Страница 63 из 71
Несколько раненых сидят чуть поодаль от других, в тени под навесом караульного помещения. Рафаэль де Аранго, покинув Монтолона и переводчика, направляется туда, меж тем как французские и испанские санитары начинают одного за другим переносить и переводить их на улицу Сан-Бернардо в дом маркиза Мехорады, где развернут полевой лазарет. Это выжившие артиллеристы и волонтеры. Отделенные от гражданских, они ожидают отправки, раз уж добрая воля французского майора облегчила дело.
— Как себя чувствуешь, Алонсо?
Второй капрал Эусебио Алонсо, распростертый в луже липкой подсыхающей крови — бедро у самого паха перетянуто жгутом, замотано уже набухшими кровью бинтами, — обращает к лейтенанту помутнелый взор. Его очень тяжело ранило в последние мгновения схватки за орудия.
— Да бывало и получше, господин лейтенант, — еле слышно отзывается он.

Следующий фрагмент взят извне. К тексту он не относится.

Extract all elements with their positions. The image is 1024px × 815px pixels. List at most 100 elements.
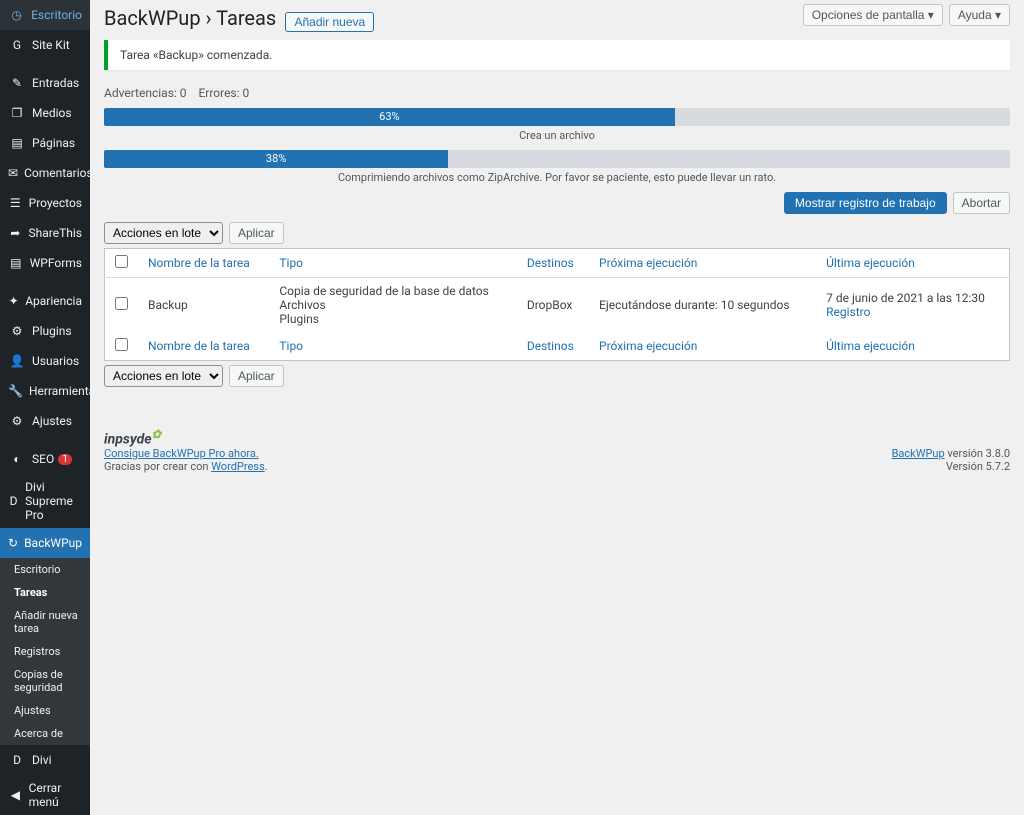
sidebar-item-users[interactable]: 👤 Usuarios	[0, 346, 90, 376]
plugin-icon: ⚙	[8, 322, 26, 340]
update-badge: 1	[58, 454, 72, 465]
sidebar-label: ShareThis	[29, 226, 82, 240]
type-line: Archivos	[279, 298, 506, 312]
warnings-count: 0	[180, 86, 187, 100]
sidebar-item-posts[interactable]: ✎ Entradas	[0, 68, 90, 98]
thanks-text: Gracias por crear con	[104, 460, 211, 473]
col-name[interactable]: Nombre de la tarea	[148, 256, 250, 270]
sidebar-item-projects[interactable]: ☰Proyectos	[0, 188, 90, 218]
sidebar-label: Divi	[32, 753, 52, 767]
divi-supreme-icon: D	[8, 492, 19, 510]
sidebar-item-sharethis[interactable]: ➦ ShareThis	[0, 218, 90, 248]
sidebar-item-settings[interactable]: ⚙Ajustes	[0, 406, 90, 436]
job-type: Copia de seguridad de la base de datos A…	[269, 277, 516, 332]
page-title: Tareas	[216, 6, 276, 30]
pro-promo-link[interactable]: Consigue BackWPup Pro ahora.	[104, 447, 259, 460]
pin-icon: ✎	[8, 74, 26, 92]
users-icon: 👤	[8, 352, 26, 370]
col-next[interactable]: Próxima ejecución	[599, 256, 697, 270]
warnings-label: Advertencias:	[104, 86, 177, 100]
sidebar-label: Proyectos	[29, 196, 82, 210]
inpsyde-logo: inpsyde✿	[104, 427, 268, 448]
job-stats: Advertencias: 0 Errores: 0	[104, 86, 1010, 100]
add-new-button[interactable]: Añadir nueva	[285, 12, 374, 32]
job-next: Ejecutándose durante: 10 segundos	[589, 277, 816, 332]
col-dest-foot[interactable]: Destinos	[527, 339, 574, 353]
col-type-foot[interactable]: Tipo	[279, 339, 303, 353]
sidebar-label: Usuarios	[32, 354, 79, 368]
sidebar-label: Entradas	[32, 76, 79, 90]
errors-label: Errores:	[198, 86, 239, 100]
sidebar-label: Plugins	[32, 324, 72, 338]
submenu-label: Copias de seguridad	[14, 668, 82, 694]
sitekit-icon: G	[8, 36, 26, 54]
sidebar-label: Escritorio	[31, 8, 82, 22]
submenu-label: Tareas	[14, 586, 47, 599]
row-checkbox[interactable]	[115, 297, 128, 310]
submenu-logs[interactable]: Registros	[0, 640, 90, 663]
job-last: 7 de junio de 2021 a las 12:30 Registro	[816, 277, 1009, 332]
sidebar-item-wpforms[interactable]: ▤WPForms	[0, 248, 90, 278]
bulk-action-select-bottom[interactable]: Acciones en lote	[104, 365, 223, 387]
col-last-foot[interactable]: Última ejecución	[826, 339, 915, 353]
submenu-escritorio[interactable]: Escritorio	[0, 558, 90, 581]
tools-icon: 🔧	[8, 382, 23, 400]
sidebar-item-plugins[interactable]: ⚙ Plugins	[0, 316, 90, 346]
sidebar-item-seo[interactable]: ◐SEO1	[0, 444, 90, 474]
abort-button[interactable]: Abortar	[953, 192, 1010, 214]
help-button[interactable]: Ayuda ▾	[949, 4, 1010, 26]
sidebar-item-comments[interactable]: ✉ Comentarios	[0, 158, 90, 188]
submenu-settings[interactable]: Ajustes	[0, 699, 90, 722]
backup-icon: ↻	[8, 534, 18, 552]
screen-options-button[interactable]: Opciones de pantalla ▾	[803, 4, 943, 26]
bulk-apply-bottom[interactable]: Aplicar	[229, 365, 284, 387]
select-all-top[interactable]	[115, 255, 128, 268]
sidebar-item-pages[interactable]: ▤Páginas	[0, 128, 90, 158]
submenu-about[interactable]: Acerca de	[0, 722, 90, 745]
sidebar-item-media[interactable]: ❐Medios	[0, 98, 90, 128]
col-dest[interactable]: Destinos	[527, 256, 574, 270]
share-icon: ➦	[8, 224, 23, 242]
plugin-name: BackWPup	[104, 6, 201, 30]
submenu-add-job[interactable]: Añadir nueva tarea	[0, 604, 90, 640]
sidebar-item-backwpup[interactable]: ↻BackWPup	[0, 528, 90, 558]
divi-icon: D	[8, 751, 26, 769]
col-next-foot[interactable]: Próxima ejecución	[599, 339, 697, 353]
sidebar-item-sitekit[interactable]: G Site Kit	[0, 30, 90, 60]
settings-icon: ⚙	[8, 412, 26, 430]
sidebar-item-divi[interactable]: D Divi	[0, 745, 90, 775]
bulk-apply-top[interactable]: Aplicar	[229, 222, 284, 244]
progress-1: 63%	[104, 108, 1010, 126]
log-link[interactable]: Registro	[826, 305, 870, 319]
sidebar-item-tools[interactable]: 🔧Herramientas	[0, 376, 90, 406]
submenu-backups[interactable]: Copias de seguridad	[0, 663, 90, 699]
job-name: Backup	[138, 277, 269, 332]
type-line: Copia de seguridad de la base de datos	[279, 284, 506, 298]
admin-sidebar: ◷Escritorio GSite Kit ✎Entradas ❐Medios …	[0, 0, 90, 815]
sidebar-item-divi-supreme[interactable]: D Divi Supreme Pro	[0, 474, 90, 528]
main-content: Opciones de pantalla ▾ Ayuda ▾ BackWPup …	[90, 0, 1024, 815]
sidebar-item-appearance[interactable]: ✦Apariencia	[0, 286, 90, 316]
sidebar-label: Comentarios	[24, 166, 93, 180]
select-all-bottom[interactable]	[115, 338, 128, 351]
sidebar-item-collapse[interactable]: ◀Cerrar menú	[0, 775, 90, 815]
submenu-tareas[interactable]: Tareas	[0, 581, 90, 604]
col-type[interactable]: Tipo	[279, 256, 303, 270]
bulk-action-select-top[interactable]: Acciones en lote	[104, 222, 223, 244]
wp-version: Versión 5.7.2	[892, 460, 1010, 473]
show-log-button[interactable]: Mostrar registro de trabajo	[784, 192, 947, 214]
dashboard-icon: ◷	[8, 6, 25, 24]
brush-icon: ✦	[8, 292, 19, 310]
sidebar-label: Site Kit	[32, 38, 70, 52]
plugin-version-link[interactable]: BackWPup	[892, 447, 945, 460]
forms-icon: ▤	[8, 254, 24, 272]
col-last[interactable]: Última ejecución	[826, 256, 915, 270]
backwpup-submenu: Escritorio Tareas Añadir nueva tarea Reg…	[0, 558, 90, 745]
comment-icon: ✉	[8, 164, 18, 182]
footer: inpsyde✿ Consigue BackWPup Pro ahora. Gr…	[104, 427, 1010, 474]
collapse-icon: ◀	[8, 786, 23, 804]
sidebar-item-dashboard[interactable]: ◷ Escritorio	[0, 0, 90, 30]
sidebar-label: Divi Supreme Pro	[25, 480, 82, 522]
wordpress-link[interactable]: WordPress	[211, 460, 264, 473]
col-name-foot[interactable]: Nombre de la tarea	[148, 339, 250, 353]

Аранго, присев рядом с ним на карточки, разглядывает его — лицо старого солдата осунулось и выпачкано грязью, глаза воспалены усталостью и страданием, волосы растрепаны, на лбу, в усах, на губах запеклась кровь.

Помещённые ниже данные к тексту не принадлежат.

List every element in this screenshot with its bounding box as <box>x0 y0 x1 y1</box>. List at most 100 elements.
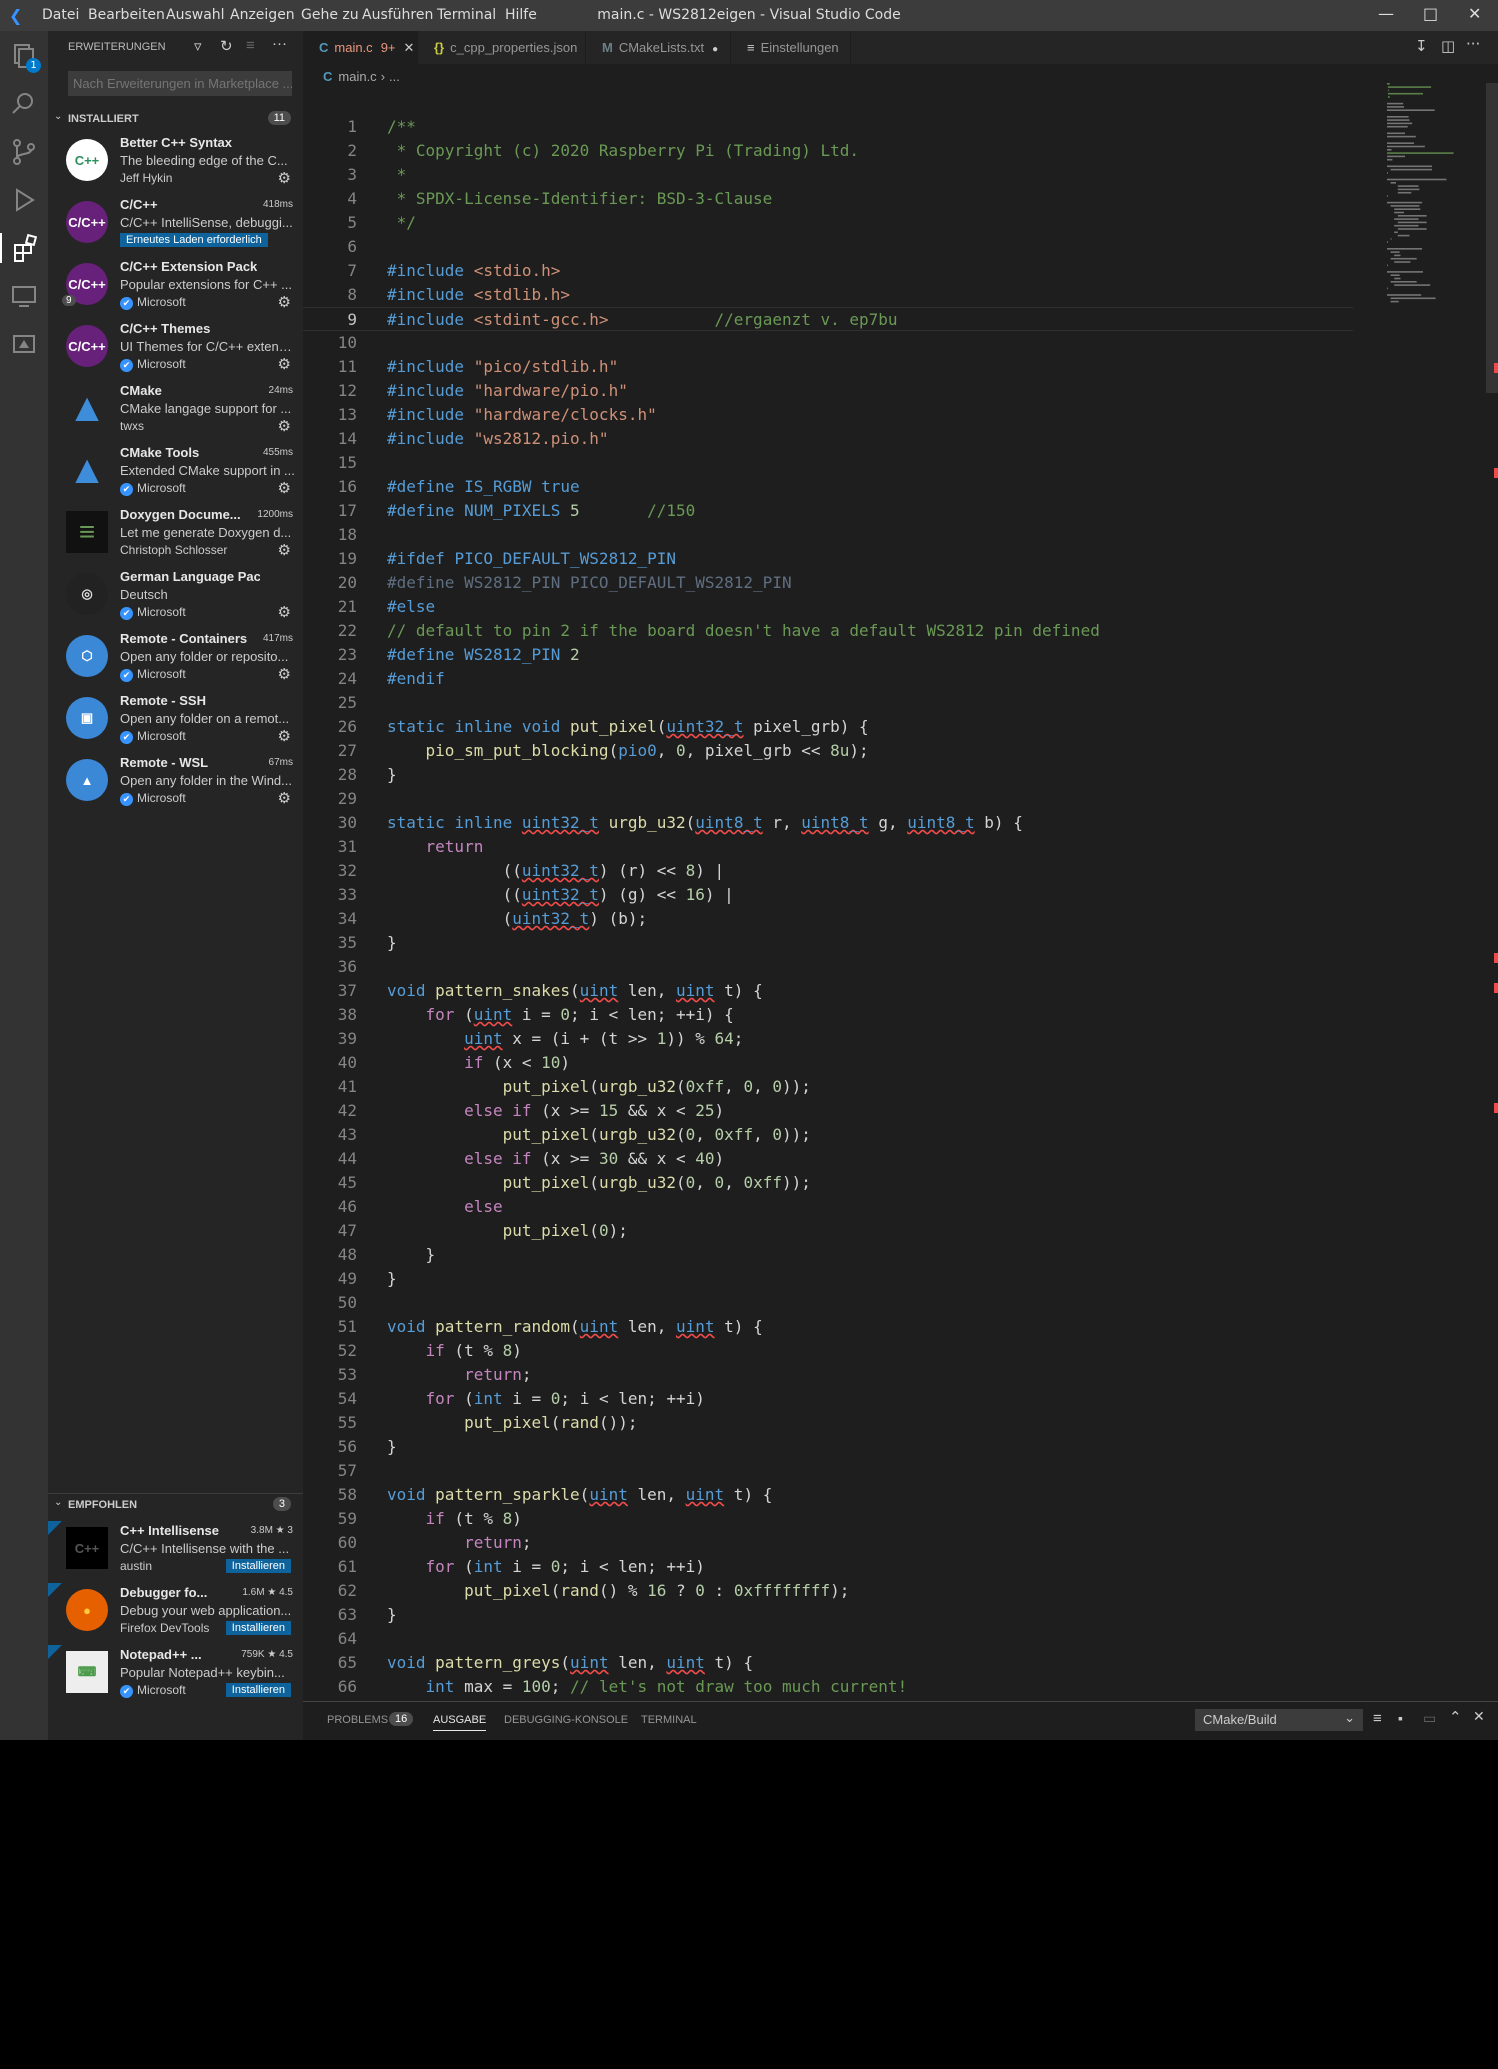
code-line[interactable]: 55 put_pixel(rand()); <box>303 1411 1353 1435</box>
code-line[interactable]: 14 #include "ws2812.pio.h" <box>303 427 1353 451</box>
copy-icon[interactable]: ▭ <box>1423 1710 1436 1727</box>
extension-item[interactable]: ▲ CMake CMake langage support for ... twxs ⚙… <box>48 381 303 443</box>
split-editor-icon[interactable]: ◫ <box>1441 37 1455 55</box>
scrollbar-thumb[interactable] <box>1486 83 1498 393</box>
gear-icon[interactable]: ⚙ <box>278 727 291 745</box>
code-line[interactable]: 4 * SPDX-License-Identifier: BSD-3-Claus… <box>303 187 1353 211</box>
extension-item[interactable]: C/C++ C/C++ Themes UI Themes for C/C++ ext… <box>48 319 303 381</box>
code-line[interactable]: 33 ((uint32_t) (g) << 16) | <box>303 883 1353 907</box>
minimize-icon[interactable]: — <box>1378 4 1394 23</box>
reload-required-badge[interactable]: Erneutes Laden erforderlich <box>120 233 268 247</box>
code-line[interactable]: 45 put_pixel(urgb_u32(0, 0, 0xff)); <box>303 1171 1353 1195</box>
code-line[interactable]: 51 void pattern_random(uint len, uint t) … <box>303 1315 1353 1339</box>
code-line[interactable]: 39 uint x = (i + (t >> 1)) % 64; <box>303 1027 1353 1051</box>
code-line[interactable]: 23 #define WS2812_PIN 2 <box>303 643 1353 667</box>
code-line[interactable]: 5 */ <box>303 211 1353 235</box>
tab-problems[interactable]: PROBLEMS <box>327 1714 388 1726</box>
install-button[interactable]: Installieren <box>225 1621 291 1635</box>
extension-item[interactable]: ▣ Remote - SSH Open any folder on a remot.… <box>48 691 303 753</box>
code-line[interactable]: 20 #define WS2812_PIN PICO_DEFAULT_WS2812… <box>303 571 1353 595</box>
code-line[interactable]: 40 if (x < 10) <box>303 1051 1353 1075</box>
code-line[interactable]: 34 (uint32_t) (b); <box>303 907 1353 931</box>
code-line[interactable]: 37 void pattern_snakes(uint len, uint t) … <box>303 979 1353 1003</box>
gear-icon[interactable]: ⚙ <box>278 293 291 311</box>
gear-icon[interactable]: ⚙ <box>278 789 291 807</box>
extensions-search-input[interactable] <box>68 71 292 96</box>
code-line[interactable]: 36 <box>303 955 1353 979</box>
breadcrumb-file[interactable]: main.c <box>338 69 376 84</box>
maximize-icon[interactable]: □ <box>1423 4 1438 23</box>
code-line[interactable]: 43 put_pixel(urgb_u32(0, 0xff, 0)); <box>303 1123 1353 1147</box>
code-line[interactable]: 16 #define IS_RGBW true <box>303 475 1353 499</box>
refresh-icon[interactable]: ↻ <box>220 37 233 55</box>
code-line[interactable]: 53 return; <box>303 1363 1353 1387</box>
lock-icon[interactable]: ▪ <box>1398 1710 1403 1726</box>
gear-icon[interactable]: ⚙ <box>278 665 291 683</box>
extension-item[interactable]: ▲ Remote - WSL Open any folder in the Wind… <box>48 753 303 815</box>
code-line[interactable]: 8 #include <stdlib.h> <box>303 283 1353 307</box>
code-line[interactable]: 54 for (int i = 0; i < len; ++i) <box>303 1387 1353 1411</box>
recommended-extension-item[interactable]: ⌨ Notepad++ ... 759K ★ 4.5 Popular Notepad+… <box>48 1645 303 1707</box>
code-line[interactable]: 18 <box>303 523 1353 547</box>
code-line[interactable]: 21 #else <box>303 595 1353 619</box>
code-line[interactable]: 1 /** <box>303 115 1353 139</box>
extension-item[interactable]: C/C++ C/C++ Extension Pack Popular extensi… <box>48 257 303 319</box>
code-line[interactable]: 35} <box>303 931 1353 955</box>
extension-item[interactable]: ▲ CMake Tools Extended CMake support in ..… <box>48 443 303 505</box>
code-line[interactable]: 60 return; <box>303 1531 1353 1555</box>
extensions-icon[interactable] <box>0 233 48 263</box>
recommended-section-header[interactable]: ⌄ EMPFOHLEN 3 <box>48 1493 303 1515</box>
install-button[interactable]: Installieren <box>225 1559 291 1573</box>
code-line[interactable]: 29 <box>303 787 1353 811</box>
code-line[interactable]: 41 put_pixel(urgb_u32(0xff, 0, 0)); <box>303 1075 1353 1099</box>
minimap[interactable] <box>1383 83 1488 343</box>
close-icon[interactable]: ✕ <box>1468 4 1481 23</box>
code-line[interactable]: 58 void pattern_sparkle(uint len, uint t)… <box>303 1483 1353 1507</box>
code-line[interactable]: 11 #include "pico/stdlib.h" <box>303 355 1353 379</box>
code-line[interactable]: 56} <box>303 1435 1353 1459</box>
tab-main-c[interactable]: Cmain.c 9+ ✕ <box>303 31 418 64</box>
code-line[interactable]: 62 put_pixel(rand() % 16 ? 0 : 0xfffffff… <box>303 1579 1353 1603</box>
scrollbar-track[interactable] <box>1486 83 1498 1701</box>
close-panel-icon[interactable]: ✕ <box>1473 1708 1485 1725</box>
extension-item[interactable]: C/C++ C/C++ C/C++ IntelliSense, debuggi...… <box>48 195 303 257</box>
code-line[interactable]: 31 return <box>303 835 1353 859</box>
clear-icon[interactable]: ≡ <box>246 37 255 54</box>
open-changes-icon[interactable]: ↧ <box>1415 37 1428 55</box>
search-icon[interactable] <box>9 89 39 119</box>
gear-icon[interactable]: ⚙ <box>278 479 291 497</box>
code-line[interactable]: 44 else if (x >= 30 && x < 40) <box>303 1147 1353 1171</box>
code-line[interactable]: 65 void pattern_greys(uint len, uint t) { <box>303 1651 1353 1675</box>
tab-c-cpp-properties-json[interactable]: {} c_cpp_properties.json <box>418 31 586 64</box>
editor-more-icon[interactable]: ··· <box>1466 35 1480 53</box>
cmake-icon[interactable] <box>9 329 39 359</box>
extension-item[interactable]: ⬡ Remote - Containers Open any folder or r… <box>48 629 303 691</box>
maximize-panel-icon[interactable]: ⌃ <box>1449 1708 1462 1726</box>
code-line[interactable]: 48 } <box>303 1243 1353 1267</box>
code-line[interactable]: 3 * <box>303 163 1353 187</box>
more-icon[interactable]: ··· <box>272 35 287 52</box>
code-line[interactable]: 47 put_pixel(0); <box>303 1219 1353 1243</box>
code-line[interactable]: 61 for (int i = 0; i < len; ++i) <box>303 1555 1353 1579</box>
code-line[interactable]: 17 #define NUM_PIXELS 5 //150 <box>303 499 1353 523</box>
code-line[interactable]: 30 static inline uint32_t urgb_u32(uint8_… <box>303 811 1353 835</box>
remote-explorer-icon[interactable] <box>9 281 39 311</box>
gear-icon[interactable]: ⚙ <box>278 541 291 559</box>
code-line[interactable]: 19 #ifdef PICO_DEFAULT_WS2812_PIN <box>303 547 1353 571</box>
tab-terminal[interactable]: TERMINAL <box>641 1714 697 1726</box>
code-line[interactable]: 50 <box>303 1291 1353 1315</box>
code-line[interactable]: 28} <box>303 763 1353 787</box>
code-line[interactable]: 38 for (uint i = 0; i < len; ++i) { <box>303 1003 1353 1027</box>
extension-item[interactable]: ◎ German Language Pack fo... Deutsch Micros… <box>48 567 303 629</box>
code-line[interactable]: 32 ((uint32_t) (r) << 8) | <box>303 859 1353 883</box>
extension-item[interactable]: C++ Better C++ Syntax The bleeding edge of… <box>48 133 303 195</box>
code-line[interactable]: 10 <box>303 331 1353 355</box>
clear-output-icon[interactable]: ≡ <box>1373 1710 1382 1727</box>
installed-section-header[interactable]: ⌄ INSTALLIERT 11 <box>48 109 303 131</box>
recommended-extension-item[interactable]: ● Debugger fo... 1.6M ★ 4.5 Debug your web … <box>48 1583 303 1645</box>
unsaved-dot-icon[interactable]: ● <box>712 44 718 55</box>
code-line[interactable]: 25 <box>303 691 1353 715</box>
code-line[interactable]: 64 <box>303 1627 1353 1651</box>
code-line[interactable]: 6 <box>303 235 1353 259</box>
tab-debug-console[interactable]: DEBUGGING-KONSOLE <box>504 1714 628 1726</box>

— Сейчас мы тебя отнесем в госпиталь. Там тебя живо поставят на ноги…
Алонсо, качнув головой, слабым движением руки показывает на низ живота:
— Рана в пах, как у тореро… Сами знаете, что это такое… Отчаливаю… Неспешно, но неуклонно…
— Глупостей не говори. Заштопают тебя, будешь как новый. Я сам прослежу, чтобы все было сделано по чести.
Капрал слегка морщится, словно эти слова причиняют ему какое-то беспокойство. Спустя много лет, занося на бумагу подробности этого дня, Рафаэль де Аранго точно воссоздаст все, что сказал ему тогда Алонсо.
— Лучше займитесь теми, кому еще можно помочь… Видите — я не жалуюсь, никого не зову… Разве что смерть, чтобы отдохнуть наконец. Ничего… Умираю за моего короля и при исполнении, как говорится…
Позаботившись, чтобы Алонсо доставили в лазарет (где тот скончается уже в самом скором времени), Аранго приближается к лейтенанту Руису, которого как раз в эту минуту кладут на носилки. Лейтенант, до сих пор не получивший никакой помощи — не считать же таковой наскоро сделанную перевязку, — мертвенно-бледен от потери крови. Дышит с трудом и перебоями, и Аранго, не знающий, что он страдает астмой, с ужасом думает, что у Руиса разворочены легкие.
— Сейчас, сейчас, Руис, — склоняясь над ним, говорит Аранго. — Сейчас тебя унесут, вылечат.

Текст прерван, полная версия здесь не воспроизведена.